Selain mengancam penyelenggaraan pendidikan di level PAUD, kata Huda Permendikbud Ristek Nomor 6/2021 akan mengancam penyelenggaraan pendidikan di daerah terluar, terdepan, dan tertinggal (3T). Menurutnya banyak sekolah tingkat dasar dan menengah di daerah 3T yang mempunyai siswa di bawah 60 orang. Sekolah-sekolah tersebut harus tetap dipertahankan karena bisa jadi hanya satu-satunya sekolah di wilayah tersebut.
“Kalau memandang kondisi pendidikan di daerah Jawa-Bali saja mungkin syarat sekolah harus mempunyai 60 siswa untuk bisa menerima dana BOS masuk akal. Tetapi jika kita tengok daerah di luar Jawa terutama di wilayah-wilayah 3T maka syarat tersebut akan sangat memberatkan,” katanya.
** #IngatPesanIbu
Pakai Masker, Cuci Tangan Pakai Sabun, Jaga Jarak dan Hindari Kerumunan.
Selalu Jaga Kesehatan, Jangan Sampai Tertular dan Jaga Keluarga Kita.
#sudahdivaksintetap 3m #vaksinmelindungikitasemua
Akses Pendidikan Negeri Sangat Terbatas
Politikus PKB ini mengungkapkan fakta jika penyelenggaraan pendidikan di Indonesia tidak bisa dipegang sendiri oleh pemerintah. Ada ketidakseimbangan antara jumlah peserta didik dengan fasilitas pendidikan yang dimiliki oleh pemerintah. Maka sudah wajar jika penyelenggaraan pendidikan di tanah air butuh peran serta masyarakat baik secara berkelompok maupun individual.
“Dilihat dari perbandingan jumlah sekolah swasta dan negeri saja kita bisa tahu betapa penyelenggaraan pendidikan di Indonesia sangat butuh peran masyarakat,” katanya.
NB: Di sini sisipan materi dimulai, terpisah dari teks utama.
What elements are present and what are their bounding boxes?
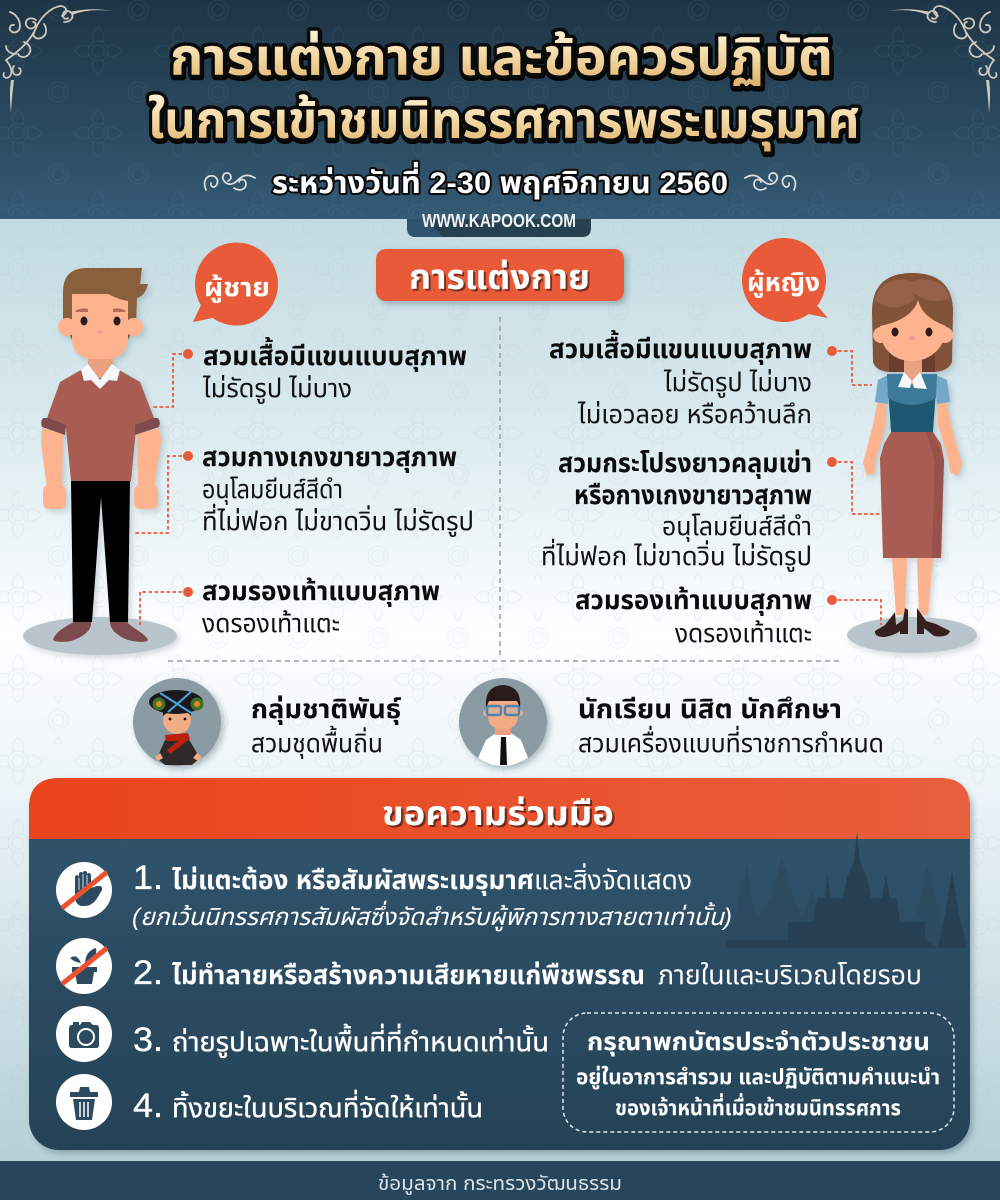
page background	[0, 219, 1000, 1161]
text: women's dress code: หรือกางเกงขายาวสุภาพ	[574, 480, 812, 511]
text: women's dress code: สวมกระโปรงยาวคลุมเข่า	[558, 448, 812, 479]
callout: ID card reminder: อยู่ในอาการสำรวม และปฏิบัติตามคำแนะนำ	[576, 1066, 940, 1090]
text: men's dress code: ไม่รัดรูป ไม่บาง	[202, 373, 352, 404]
list item 2: ไม่ทำลายหรือสร้างความเสียหายแก่พืชพรรณ	[172, 960, 645, 990]
list item 1: และสิ่งจัดแสดง	[534, 863, 692, 895]
list item 1: (ยกเว้นนิทรรศการสัมผัสซึ่งจัดสำหรับผู้พิการทางสายตาเท่านั้น)	[132, 900, 732, 932]
heading banner: การแต่งกาย: การแต่งกาย	[409, 258, 590, 297]
callout: ID card reminder: ของเจ้าหน้าที่เมื่อเข้าชมนิทรรศการ	[615, 1093, 901, 1120]
text: ethnic groups	[251, 694, 401, 759]
callout connectors: man	[134, 349, 193, 625]
text: women's dress code: สวมเสื้อมีแขนแบบสุภาพ	[549, 330, 812, 365]
icon: student	[459, 678, 547, 766]
speech bubble: woman	[742, 238, 828, 322]
text: women's dress code: ไม่รัดรูป ไม่บาง	[663, 367, 812, 398]
text: women's dress code: งดรองเท้าแตะ	[675, 618, 812, 648]
heading banner: การแต่งกาย	[376, 249, 624, 301]
text: students: สวมเครื่องแบบที่ราชการกำหนด	[578, 725, 884, 758]
list item 4	[56, 1074, 483, 1130]
text: women's dress code: อนุโลมยีนส์สีดำ	[662, 511, 812, 542]
text: ethnic groups: สวมชุดพื้นถิ่น	[251, 725, 383, 759]
callout: ID card reminder	[563, 1013, 954, 1132]
text: ethnic groups: กลุ่มชาติพันธุ์	[251, 694, 401, 725]
text: men's dress code: อนุโลมยีนส์สีดำ	[202, 474, 343, 505]
text: men's dress code	[202, 337, 474, 638]
text: men's dress code: สวมกางเกงขายาวสุภาพ	[202, 442, 457, 473]
speech bubble: man	[193, 242, 278, 326]
panel: cooperation	[29, 778, 970, 1150]
centre divider	[168, 317, 843, 661]
list item 4: 4.	[133, 1087, 163, 1125]
list item 2	[56, 938, 922, 994]
list item 3: 3.	[133, 1021, 163, 1059]
panel heading: ขอความร่วมมือ	[382, 795, 614, 833]
temple silhouette	[704, 832, 967, 948]
footer: ข้อมูลจาก กระทรวงวัฒนธรรม	[378, 1172, 622, 1196]
list item 3	[56, 1006, 549, 1062]
text: men's dress code: สวมเสื้อมีแขนแบบสุภาพ	[203, 337, 467, 372]
website tab: WWW.KAPOOK.COM	[422, 211, 576, 231]
date subtitle: ระหว่างวันที่ 2-30 พฤศจิกายน 2560	[272, 161, 728, 200]
ornament: top right corner	[887, 6, 996, 113]
callout connectors: woman	[827, 346, 881, 625]
icon: ethnic group person	[133, 678, 221, 766]
text: women's dress code: ไม่เอวลอย หรือคว้านลึก	[577, 399, 812, 429]
figure: man	[23, 268, 177, 655]
speech bubble: man: ผู้ชาย	[204, 272, 270, 303]
list item 1: 1.	[133, 859, 163, 897]
text: men's dress code: ที่ไม่ฟอก ไม่ขาดวิ่น ไม่รัดรูป	[202, 503, 474, 537]
website tab	[407, 211, 591, 237]
text: women's dress code: ที่ไม่ฟอก ไม่ขาดวิ่น ไม่รัดรูป	[541, 538, 812, 572]
date subtitle	[205, 161, 795, 200]
list item 1	[56, 859, 732, 932]
text: men's dress code: สวมรองเท้าแบบสุภาพ	[202, 576, 440, 607]
text: students: นักเรียน นิสิต นักศึกษา	[578, 694, 842, 724]
list item 1: ไม่แตะต้อง หรือสัมผัสพระเมรุมาศ	[172, 865, 534, 896]
footer	[0, 1161, 1000, 1200]
text: women's dress code	[541, 330, 812, 648]
header band	[0, 0, 1000, 219]
figure: woman	[847, 273, 977, 653]
callout: ID card reminder: กรุณาพกบัตรประจำตัวประชาชน	[587, 1028, 930, 1057]
speech bubble: woman: ผู้หญิง	[747, 267, 820, 298]
title: การแต่งกาย และข้อควรปฏิบัติ	[170, 29, 833, 87]
list item 3: ถ่ายรูปเฉพาะในพื้นที่ที่กำหนดเท่านั้น	[172, 1023, 549, 1058]
title	[148, 29, 860, 151]
ornament: top left corner	[4, 6, 113, 113]
text: women's dress code: สวมรองเท้าแบบสุภาพ	[575, 585, 812, 616]
text: students	[578, 694, 884, 758]
text: men's dress code: งดรองเท้าแตะ	[202, 608, 340, 638]
list item 2: 2.	[133, 954, 163, 992]
list item 4: ทิ้งขยะในบริเวณที่จัดให้เท่านั้น	[172, 1089, 483, 1123]
list item 2: ภายในและบริเวณโดยรอบ	[658, 960, 922, 990]
title: ในการเข้าชมนิทรรศการพระเมรุมาศ	[148, 92, 860, 151]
Secara umum, kata Huda hanya di level pendidikan dasar, jumlah sekolah swasta lebih sedikit dibandingkan dengan sekolah negeri. Sedangkan di level PAUD, level SMP, dan SMA/SMK jumlah sekolah negeri jauh lebih sedikit dibandingkan dengan sekolah swasta.
“Fakta ini menunjukkan akses pendidikan anak Indonesia akan sangat terbatas jika hanya mengandalkan sekolah-sekolah negeri milik pemerintah. Bantuan pemerintah seperti BOS ini sebenarnya membantu pemerintah sendiri untuk memberikan layanan pendidikan kepada seluruh anak-anak Indonesia,” katanya.